This September, Emily Wolfe (’20) traveled to Athens, Greece to attend the Athens Democracy Forum as a student representative for Hope College. Set up by the New York Times alongside the United Nations, the Athens Democracy Forum brings leaders from all over the world together to discuss the current state of democracy. Along with 20 other accepted students, Wolfe attended to discuss the youth perspectives at the forum. Wolfe and the accepted students represented 14 different countries.
“Our diverse perspectives and lived experiences allowed us to discuss what the current state of democracy is and how to make it better,” Wolfe said. The main discussion Wolfe and her peers related to was what constitutes a democracy as well as an illiberal democracy. According to Wolfe, an illiberal democracy is “one that looks like a democracy from the outside but is not on the inside.” An example of this type of democracy would be Puerto Rico, as they have elections and vote. However, they are not granted the right to vote in US elections.
Wolfe arrived in Athens four days prior to the forum, allowing her to discuss the topics with other participating students. In addition, the group had the opportunity to see the sights of Athens. They spent afternoons walking around and in the ancient ruins Athens holds as treasures. While not the purpose of their visit, Wolfe notes the incredible opportunity this travel provided. The student group also had the ability to do write-ups and work for the United Nations. The main topic included the United Nations Sustainable Development Goals.

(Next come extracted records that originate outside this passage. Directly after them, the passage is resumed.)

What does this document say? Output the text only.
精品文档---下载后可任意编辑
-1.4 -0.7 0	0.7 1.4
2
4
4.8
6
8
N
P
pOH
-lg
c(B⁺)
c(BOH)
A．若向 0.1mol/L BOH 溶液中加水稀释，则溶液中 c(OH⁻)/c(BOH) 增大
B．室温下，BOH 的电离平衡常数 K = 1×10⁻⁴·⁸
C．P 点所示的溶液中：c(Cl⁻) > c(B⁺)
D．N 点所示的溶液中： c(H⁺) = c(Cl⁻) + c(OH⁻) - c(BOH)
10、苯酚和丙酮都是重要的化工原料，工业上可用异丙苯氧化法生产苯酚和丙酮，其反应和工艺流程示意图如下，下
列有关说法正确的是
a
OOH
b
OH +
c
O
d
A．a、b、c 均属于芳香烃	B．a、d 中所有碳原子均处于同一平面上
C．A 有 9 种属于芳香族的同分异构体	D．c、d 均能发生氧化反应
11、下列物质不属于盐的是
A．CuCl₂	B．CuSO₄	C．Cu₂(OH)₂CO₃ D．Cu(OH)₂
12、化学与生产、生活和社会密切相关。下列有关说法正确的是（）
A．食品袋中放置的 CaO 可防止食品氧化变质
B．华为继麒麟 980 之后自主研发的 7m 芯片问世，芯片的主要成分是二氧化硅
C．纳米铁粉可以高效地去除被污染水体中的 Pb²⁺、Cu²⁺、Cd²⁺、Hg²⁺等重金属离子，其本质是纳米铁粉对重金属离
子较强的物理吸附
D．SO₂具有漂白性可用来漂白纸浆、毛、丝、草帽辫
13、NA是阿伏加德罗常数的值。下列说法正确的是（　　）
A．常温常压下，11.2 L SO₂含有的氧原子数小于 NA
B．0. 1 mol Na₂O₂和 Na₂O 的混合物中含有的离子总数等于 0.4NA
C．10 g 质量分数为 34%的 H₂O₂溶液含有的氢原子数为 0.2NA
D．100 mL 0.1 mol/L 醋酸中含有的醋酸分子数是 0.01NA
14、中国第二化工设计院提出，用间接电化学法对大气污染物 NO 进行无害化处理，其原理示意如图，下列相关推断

At the forum, the goals were discussed in length. With the participants’ beliefs about the solution to these goals, Wolfe and other participants summarized and wrote formal papers involving this information. “I believe the most beneficial part was having so many diverse young people in one room all talking about the experiences they have within their democracies,” Wolfe said. “It taught me so much and showed me once again how difficult it is to attain a true democracy impossible.”